By 1983, I was living with my grandmother in the aftermath of my parents' divorce - from which my mother never recovered. I had my own issues, but "GrandVern" guided me through a rough adolescence with great skill: deftly balancing the values of responsibility, tolerance, and sociability - she was determined that her shy grandson engage in a social life. In the 10th grade, I joined the Brush High School drama club. GrandVern never minded when I stayed out late, as long as she knew where I was. I blurrily recall returning home after 1AM one night in the summer of 1984. As I was in the bathroom, brushing my teeth to cover the smell of cheap beer, GrandVern popped her head in the door. "Did you have a good time?", she asked. I nodded in the affirmative. "Good. Now be sure to take an aspirin before you go to bed so you don't have a hangover in the morning." I never could pull anything over on her. My grandmother harbored great bitterness toward my father and forbade him from attending my high school graduation in 1985. Her feelings were more than justified, but I was quite upset. Within a few months, I'd moved to Massachusetts.

It is often said that one is remembered for one’s labor and for one’s love. Verna will certainly be remembered for her accomplishments, and by the many people who loved her. But Verna will also be remembered for her charm, her grace, and her determination. She made things in life seem so effortless that her iron will was sometimes forgotten. Verna also had a temper which could sparkle like a Roman candle, and I don’t think it inappropriate to recount that when this diminutive lady felt she was being treated unfairly, her brilliant blue eyes would take on a fiery quality that would cause mere mortals to cower. But Verna seldom held a grudge (with a few exceptions), and real or imagined offenses were quickly forgiven. In that respect, her capacity for forgiveness, Verna was the truest of Christians. Those of us who were closest to her will always remember, with admiration, her unconquerable spirit which carried her through family difficulties, serious medical problems, and the most terrible event a mother can bear: the death of her daughter.



In 1994, I visited Ohio for my grandmother's Spring Party, an annual tradition of many years' standing. By then, my mother had died and my grandmother, then 85, was starting to slow down. I decided to return to Ohio and care for her in her last years. She died in 2002, aged 93, and had survived her daughter by nine years.
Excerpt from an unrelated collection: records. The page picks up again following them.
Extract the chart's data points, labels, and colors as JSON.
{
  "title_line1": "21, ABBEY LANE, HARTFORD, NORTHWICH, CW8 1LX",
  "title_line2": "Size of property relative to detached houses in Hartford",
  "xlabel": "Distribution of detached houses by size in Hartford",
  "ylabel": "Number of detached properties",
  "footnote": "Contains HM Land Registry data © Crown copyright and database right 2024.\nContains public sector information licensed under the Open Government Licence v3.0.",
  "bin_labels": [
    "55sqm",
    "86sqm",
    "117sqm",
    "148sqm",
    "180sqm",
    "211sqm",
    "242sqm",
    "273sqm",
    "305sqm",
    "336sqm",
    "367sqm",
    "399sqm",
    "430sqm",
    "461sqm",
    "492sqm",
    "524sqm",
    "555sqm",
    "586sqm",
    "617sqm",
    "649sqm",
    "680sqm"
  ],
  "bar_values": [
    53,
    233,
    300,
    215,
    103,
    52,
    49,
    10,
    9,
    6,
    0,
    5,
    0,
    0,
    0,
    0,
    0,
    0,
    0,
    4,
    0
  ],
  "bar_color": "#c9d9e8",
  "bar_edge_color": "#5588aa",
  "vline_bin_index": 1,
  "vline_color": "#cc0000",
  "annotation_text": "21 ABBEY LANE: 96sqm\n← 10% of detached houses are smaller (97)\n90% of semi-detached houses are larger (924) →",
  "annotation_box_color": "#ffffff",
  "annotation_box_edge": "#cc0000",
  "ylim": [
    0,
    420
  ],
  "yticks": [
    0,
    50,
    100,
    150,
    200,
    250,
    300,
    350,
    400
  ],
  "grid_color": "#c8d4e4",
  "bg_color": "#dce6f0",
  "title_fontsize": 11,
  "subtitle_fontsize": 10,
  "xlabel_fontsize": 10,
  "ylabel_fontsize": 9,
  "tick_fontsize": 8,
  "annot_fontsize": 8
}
The last picture of my grandmother, her dog Trinka is on her lap.



1 comment:

Dinger said...

Hank, Thank you for this tribute to your grandmother. I feel very lucky to have even met her and even luckier to have learned to dance at her class in Bedford. She never forgot who she was, because she never stopped being Verna Stevens. She taught us as if we were all to perform before thousands, and it really mattered if we did it right or did it with style. I will never forget her shock when, while running the choreography for the musicals at Mayfield Methodist, most of us had no idea who Eddie Cantor was. I got to hear her stories, see the giant picture of Astaire in the basement, see all the photos on the piano, and of course, met her Chihuahua(s) over time. I was also lucky enough to have spent time with your mother, who I really enjoyed when she was up to it.